Arbeitgebermarke und ChatGPT
Eine weitere wichtige ethische Frage für Unternehmen ist das Image ihrer Arbeitgebermarke, das durch ChatGPT entstehen kann und möglicherweise ihr Unternehmen nicht korrekt darstellt. Beim Recruiting kann dies zum Problem werden, wenn potenziell interessierte Kandidat*innen keinen klaren Eindruck von Ihrem Unternehmen bekommen.
Matt Burney schlägt Arbeitgebern vor, zu überprüfen, ob der KI-Text etwas darüber aussagt, wofür sie als Unternehmen stehen, oder ob es sich nur um Buzzwords handelt, die Personen überzeugen sollen.
Die Zukunft von KI im Recruiting
Was müssen Recruiter*innen in Zukunft also beachten, wenn sie sich dafür entscheiden, ihre Recruitingprozesse zu automatisieren? Sie müssen sich der Folgen bewusst sein.
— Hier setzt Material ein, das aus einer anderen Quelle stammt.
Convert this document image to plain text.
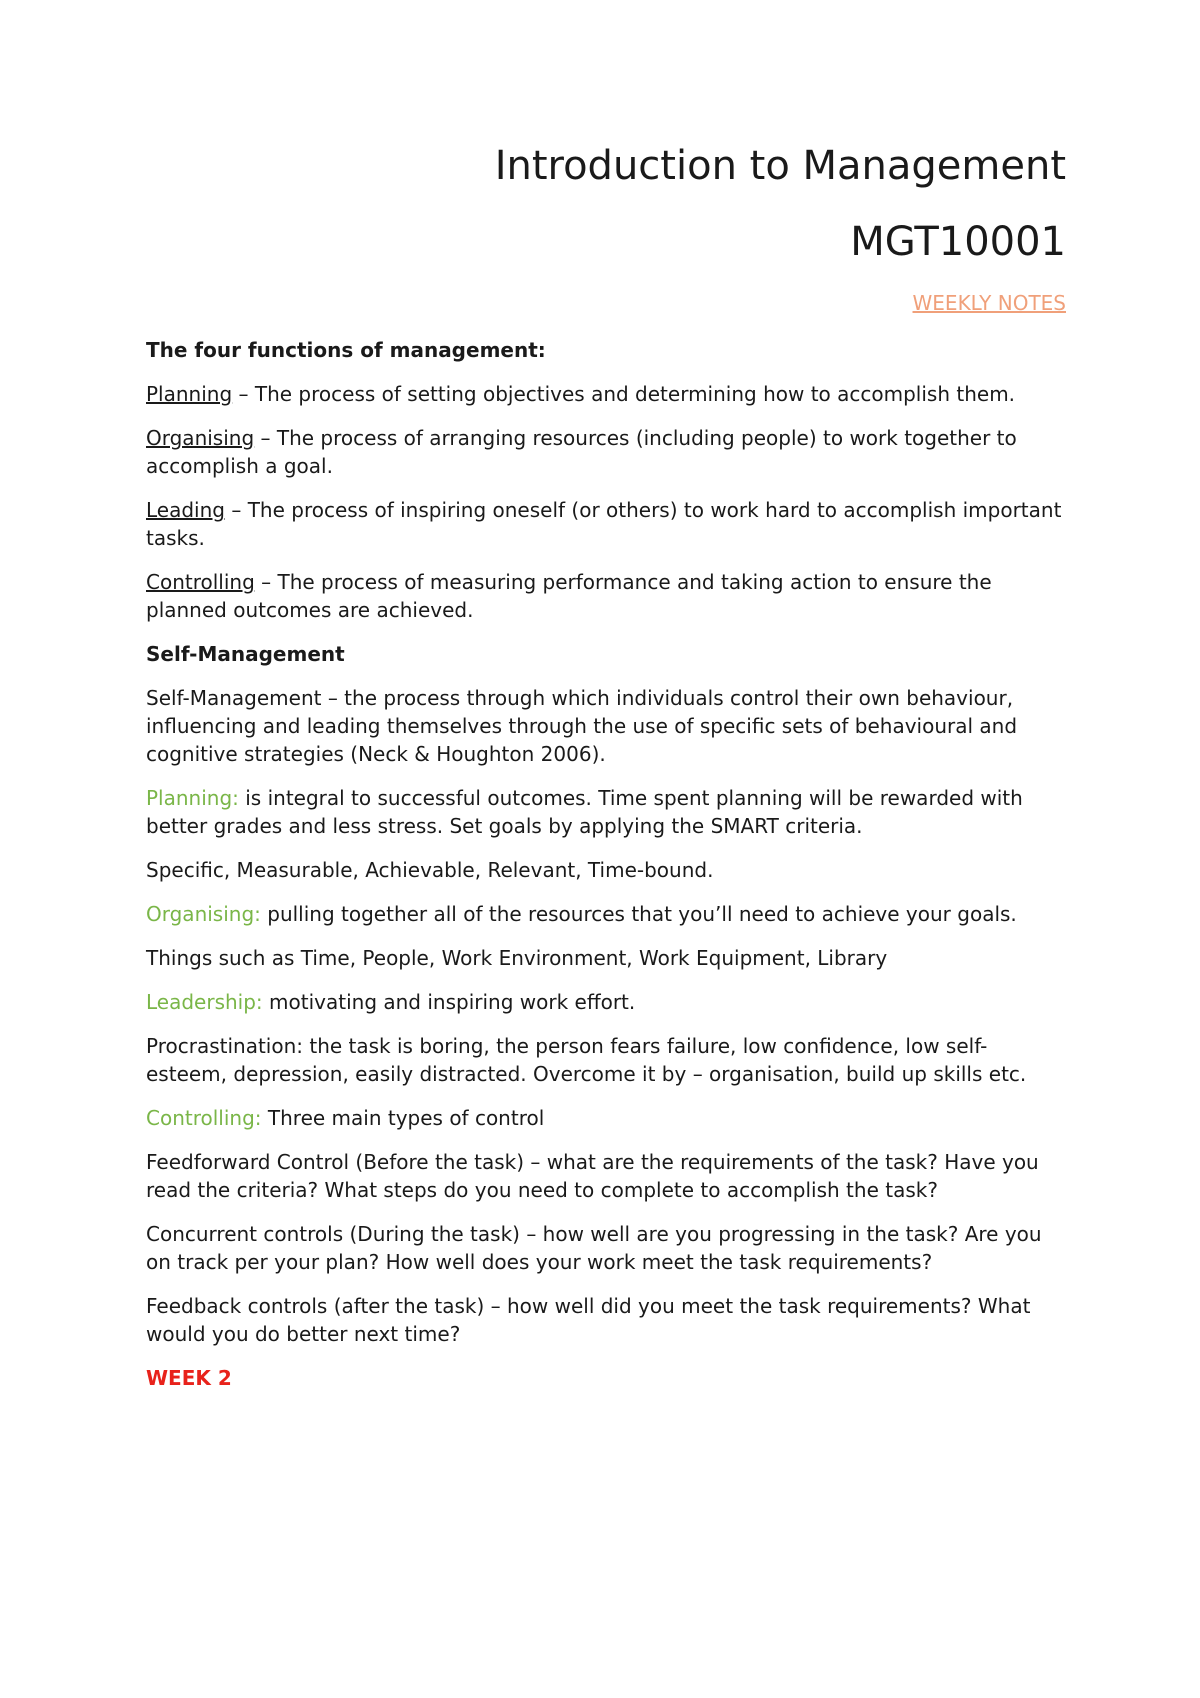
Introduction to Management
MGT10001
WEEKLY NOTES

The four functions of management:

Planning – The process of setting objectives and determining how to accomplish them.

Organising – The process of arranging resources (including people) to work together to accomplish a goal.

Leading – The process of inspiring oneself (or others) to work hard to accomplish important tasks.

Controlling – The process of measuring performance and taking action to ensure the planned outcomes are achieved.

Self-Management

Self-Management – the process through which individuals control their own behaviour, influencing and leading themselves through the use of specific sets of behavioural and cognitive strategies (Neck & Houghton 2006).

Planning: is integral to successful outcomes. Time spent planning will be rewarded with better grades and less stress. Set goals by applying the SMART criteria.

Specific, Measurable, Achievable, Relevant, Time-bound.

Organising: pulling together all of the resources that you’ll need to achieve your goals.

Things such as Time, People, Work Environment, Work Equipment, Library

Leadership: motivating and inspiring work effort.

Procrastination: the task is boring, the person fears failure, low confidence, low self-esteem, depression, easily distracted. Overcome it by – organisation, build up skills etc.

Controlling: Three main types of control

Feedforward Control (Before the task) – what are the requirements of the task? Have you read the criteria? What steps do you need to complete to accomplish the task?

Concurrent controls (During the task) – how well are you progressing in the task? Are you on track per your plan? How well does your work meet the task requirements?

Feedback controls (after the task) – how well did you meet the task requirements? What would you do better next time?

WEEK 2
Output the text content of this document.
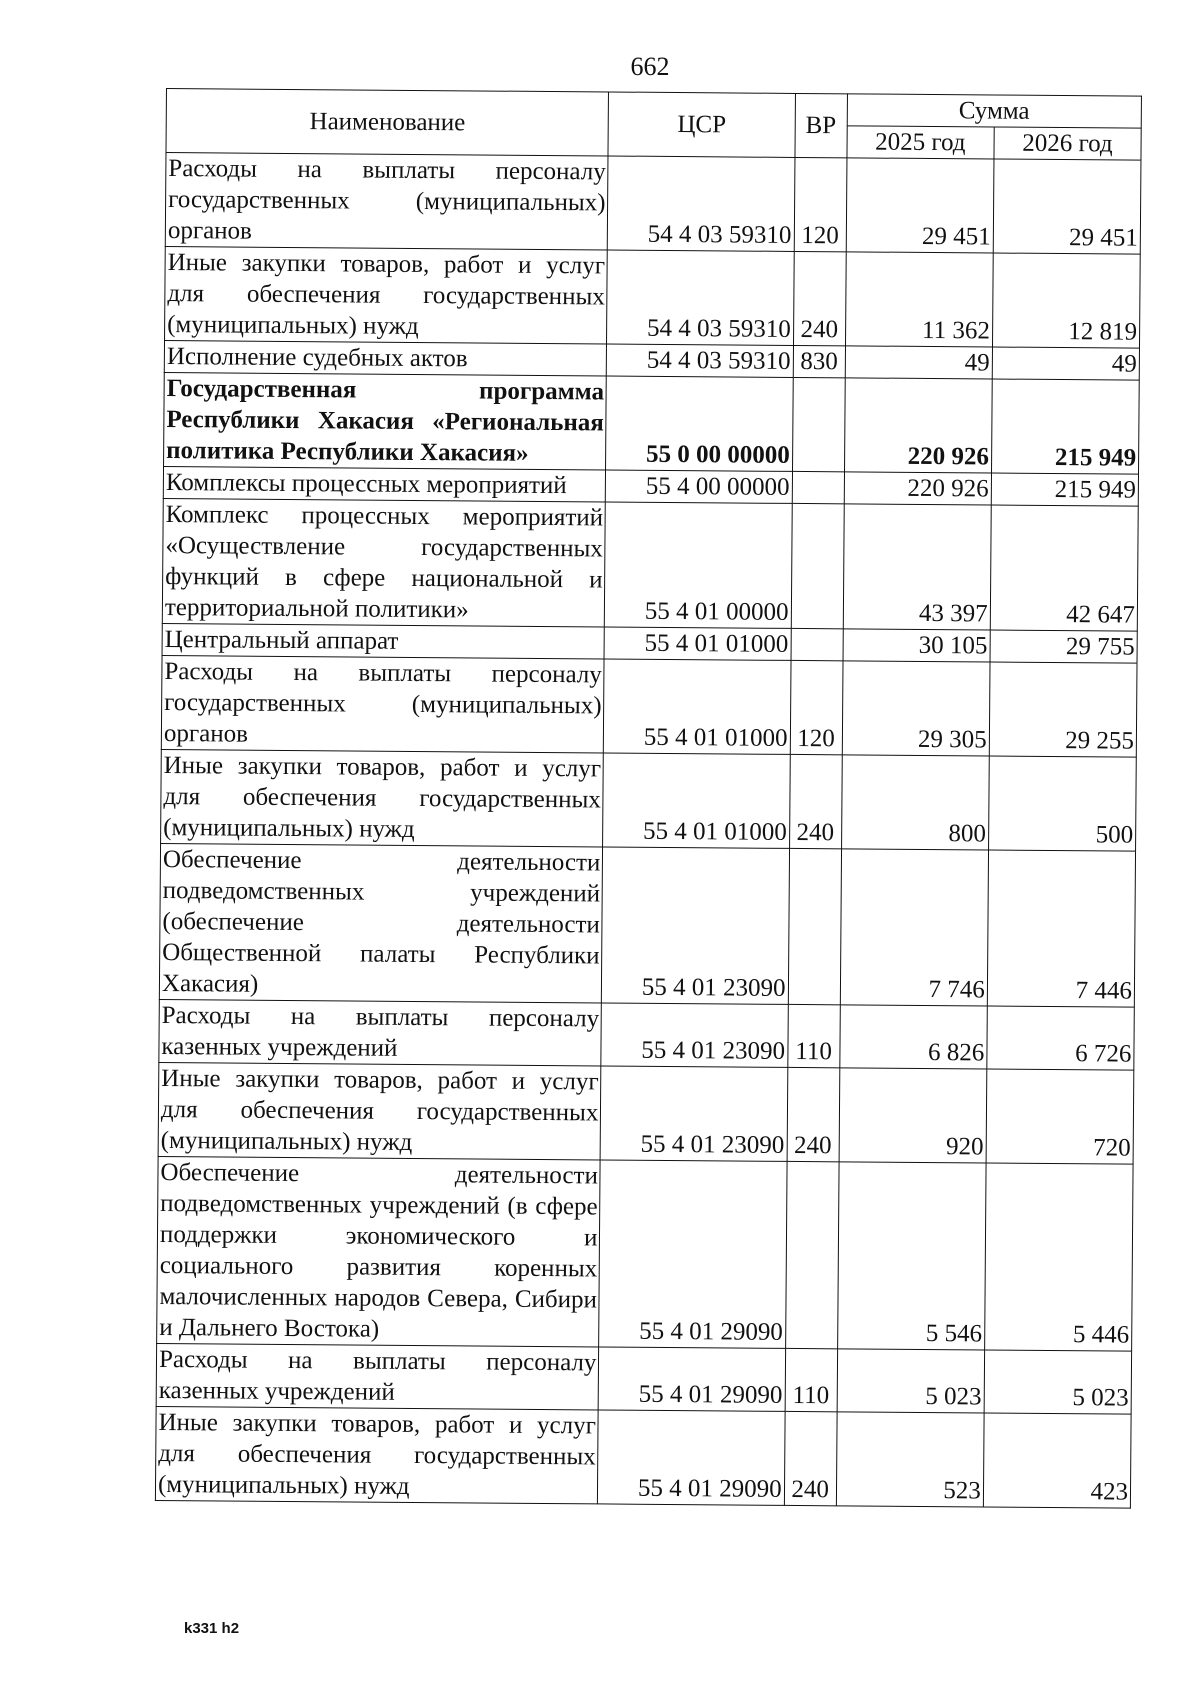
662
Наименование	ЦСР	ВР	Сумма	
			2025 год	2026 год
Расходы на выплаты персоналу государственных (муниципальных) органов	54 4 03 59310	120	29 451	29 451
Иные закупки товаров, работ и услуг для обеспечения государственных (муниципальных) нужд	54 4 03 59310	240	11 362	12 819
Исполнение судебных актов	54 4 03 59310	830	49	49
Государственная программа Республики Хакасия «Региональная политика Республики Хакасия»	55 0 00 00000		220 926	215 949
Комплексы процессных мероприятий	55 4 00 00000		220 926	215 949
Комплекс процессных мероприятий «Осуществление государственных функций в сфере национальной и территориальной политики»	55 4 01 00000		43 397	42 647
Центральный аппарат	55 4 01 01000		30 105	29 755
Расходы на выплаты персоналу государственных (муниципальных) органов	55 4 01 01000	120	29 305	29 255
Иные закупки товаров, работ и услуг для обеспечения государственных (муниципальных) нужд	55 4 01 01000	240	800	500
Обеспечение деятельности подведомственных учреждений (обеспечение деятельности Общественной палаты Республики Хакасия)	55 4 01 23090		7 746	7 446
Расходы на выплаты персоналу казенных учреждений	55 4 01 23090	110	6 826	6 726
Иные закупки товаров, работ и услуг для обеспечения государственных (муниципальных) нужд	55 4 01 23090	240	920	720
Обеспечение деятельности подведомственных учреждений (в сфере поддержки экономического и социального развития коренных малочисленных народов Севера, Сибири и Дальнего Востока)	55 4 01 29090		5 546	5 446
Расходы на выплаты персоналу казенных учреждений	55 4 01 29090	110	5 023	5 023
Иные закупки товаров, работ и услуг для обеспечения государственных (муниципальных) нужд	55 4 01 29090	240	523	423
k331 h2
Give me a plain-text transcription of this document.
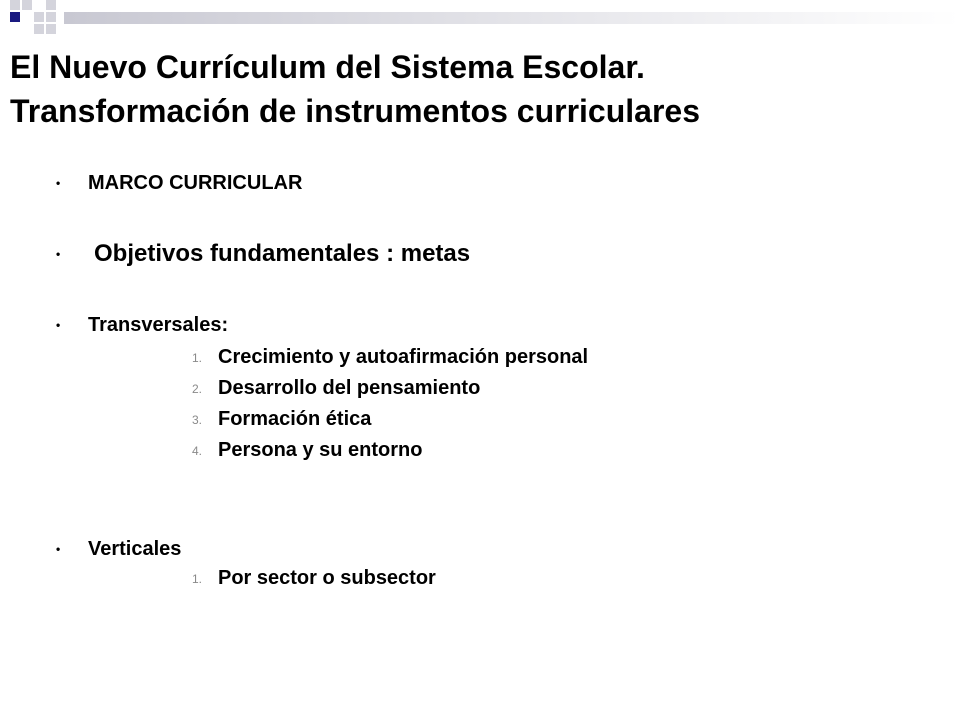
El Nuevo Currículum del Sistema Escolar.
Transformación de instrumentos curriculares
• MARCO CURRICULAR
• Objetivos fundamentales : metas
• Transversales:
1. Crecimiento y autoafirmación personal
2. Desarrollo del pensamiento
3. Formación ética
4. Persona y su entorno
• Verticales
1. Por sector o subsector
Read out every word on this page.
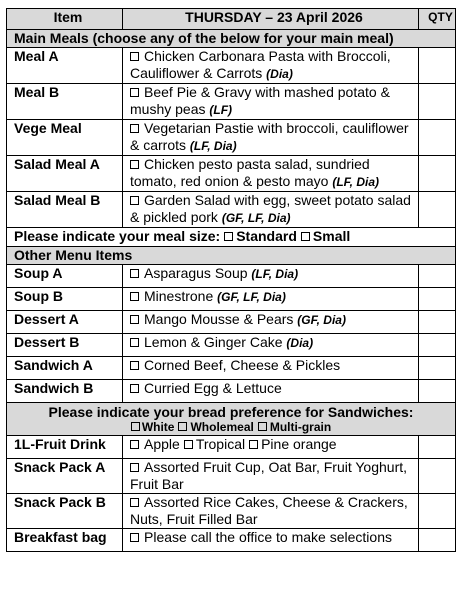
Item	THURSDAY – 23 April 2026	QTY
Main Meals (choose any of the below for your main meal)		
Meal A	Chicken Carbonara Pasta with Broccoli, Cauliflower & Carrots (Dia)	
Meal B	Beef Pie & Gravy with mashed potato & mushy peas (LF)	
Vege Meal	Vegetarian Pastie with broccoli, cauliflower & carrots (LF, Dia)	
Salad Meal A	Chicken pesto pasta salad, sundried tomato, red onion & pesto mayo (LF, Dia)	
Salad Meal B	Garden Salad with egg, sweet potato salad & pickled pork (GF, LF, Dia)	
Please indicate your meal size: Standard Small		
Other Menu Items		
Soup A	Asparagus Soup (LF, Dia)	
Soup B	Minestrone (GF, LF, Dia)	
Dessert A	Mango Mousse & Pears (GF, Dia)	
Dessert B	Lemon & Ginger Cake (Dia)	
Sandwich A	Corned Beef, Cheese & Pickles	
Sandwich B	Curried Egg & Lettuce	

Please indicate your bread preference for Sandwiches:
White Wholemeal Multi-grain		

1L-Fruit Drink	Apple Tropical Pine orange	
Snack Pack A	Assorted Fruit Cup, Oat Bar, Fruit Yoghurt, Fruit Bar	
Snack Pack B	Assorted Rice Cakes, Cheese & Crackers, Nuts, Fruit Filled Bar	
Breakfast bag	Please call the office to make selections	
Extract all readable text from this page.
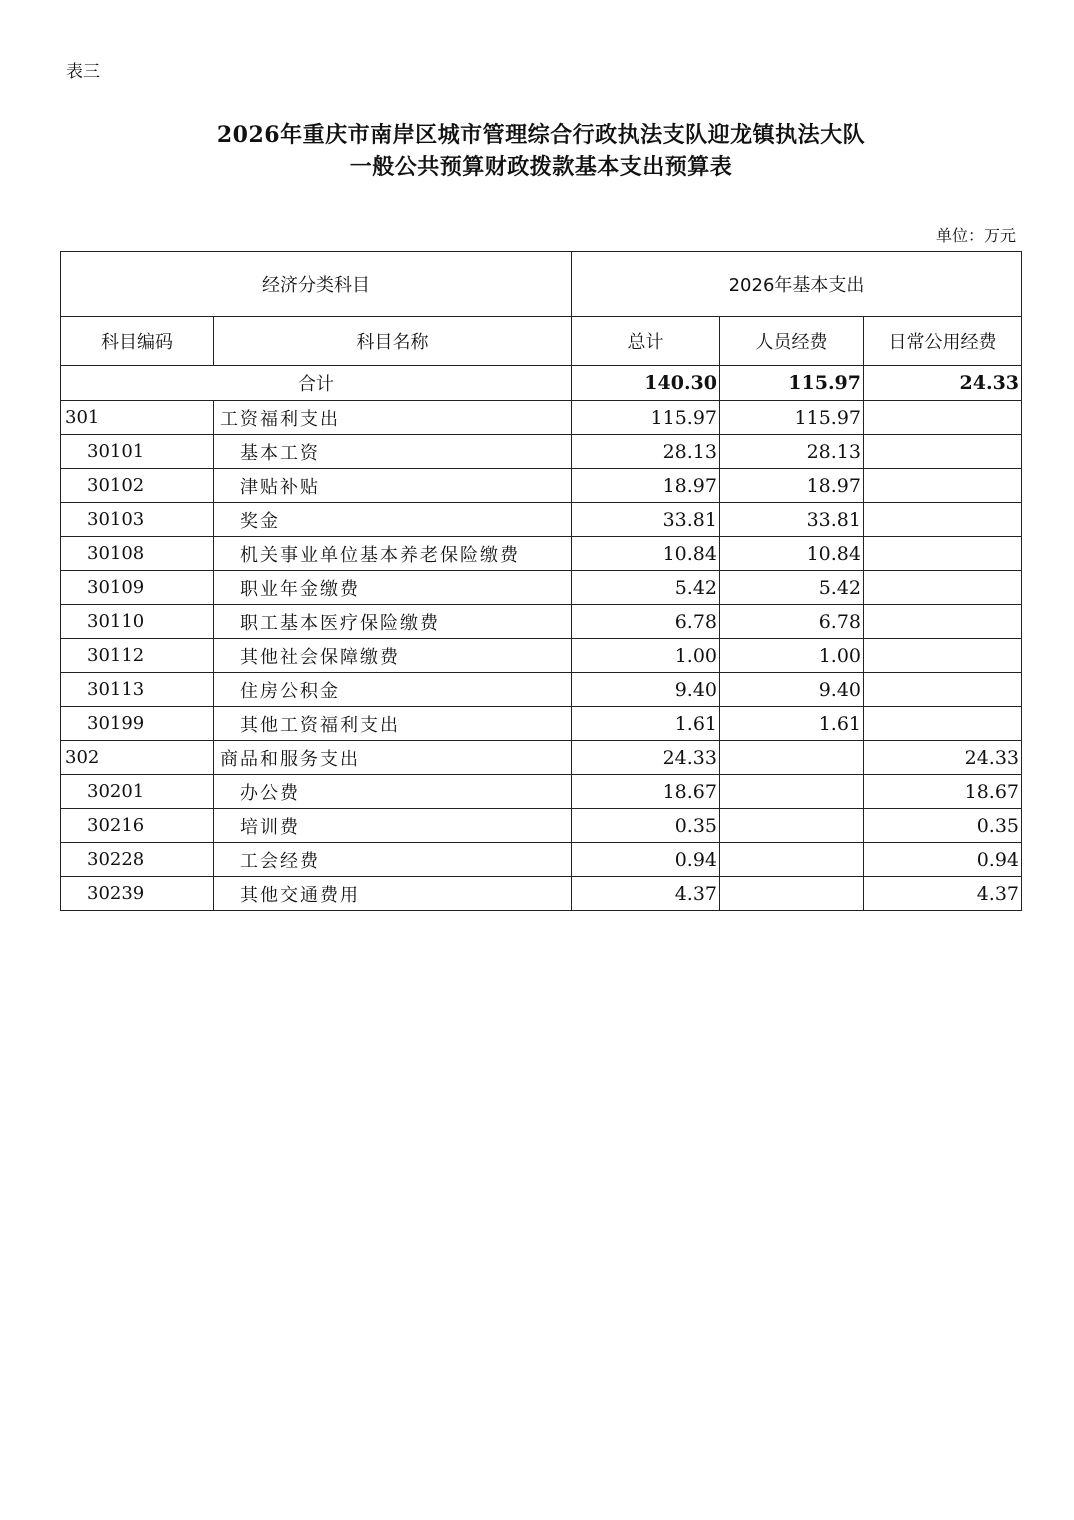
表三
2026年重庆市南岸区城市管理综合行政执法支队迎龙镇执法大队
一般公共预算财政拨款基本支出预算表
单位：万元
经济分类科目		2026年基本支出		
科目编码	科目名称	总计	人员经费	日常公用经费
合计		140.30	115.97	24.33
301	工资福利支出	115.97	115.97	
30101	基本工资	28.13	28.13	
30102	津贴补贴	18.97	18.97	
30103	奖金	33.81	33.81	
30108	机关事业单位基本养老保险缴费	10.84	10.84	
30109	职业年金缴费	5.42	5.42	
30110	职工基本医疗保险缴费	6.78	6.78	
30112	其他社会保障缴费	1.00	1.00	
30113	住房公积金	9.40	9.40	
30199	其他工资福利支出	1.61	1.61	
302	商品和服务支出	24.33		24.33
30201	办公费	18.67		18.67
30216	培训费	0.35		0.35
30228	工会经费	0.94		0.94
30239	其他交通费用	4.37		4.37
Matt Burney beschreibt dieses Problem als GIGO-Prinzip bzw. als „Garbage In, Garbage Out“, das heißt: Wo man Müll hineinsteckt, kommt auch Müll heraus. Außerdem betont er:
Denken Sie darüber nach: Wenn Sie etwas Falsches eingeben, ist das Ergebnis schlecht; wenn Sie etwas Richtiges eingeben, ist das Ergebnis gut. Allerdings müssen Sie auch bedenken, wann, warum und wie Sie etwas tun.
Das Recruiting hat ein sehr menschliches Element, das nicht vernachlässigt werden darf. Wir müssen bei der Erstellung und Einführung neuer Tools darauf achten, dass sie die Automatisierung von Prozessen und das Schaffen von mehr Zeit zum Ziel haben. So können wir Personen die Möglichkeit bieten, den menschlichen Teil der Arbeit zu leisten.
ChatGPT ist das, was Recruiter*innen daraus machen
Da ChatGPT viele Lösungen für Herausforderungen bietet, vor denen Recruiter*innen stehen, wird dieser Artikel folgendermaßen zusammengefasst: Die Qualität eines KI-Produkts hängt sehr von den eingegebenen Informationen ab. Es ist wichtig, das Personal für die korrekte und den Vorschriften in Bezug auf Daten entsprechende Verwendung zu schulen, damit Sie die immer weiter verbreiteten Tools optimal nutzen können.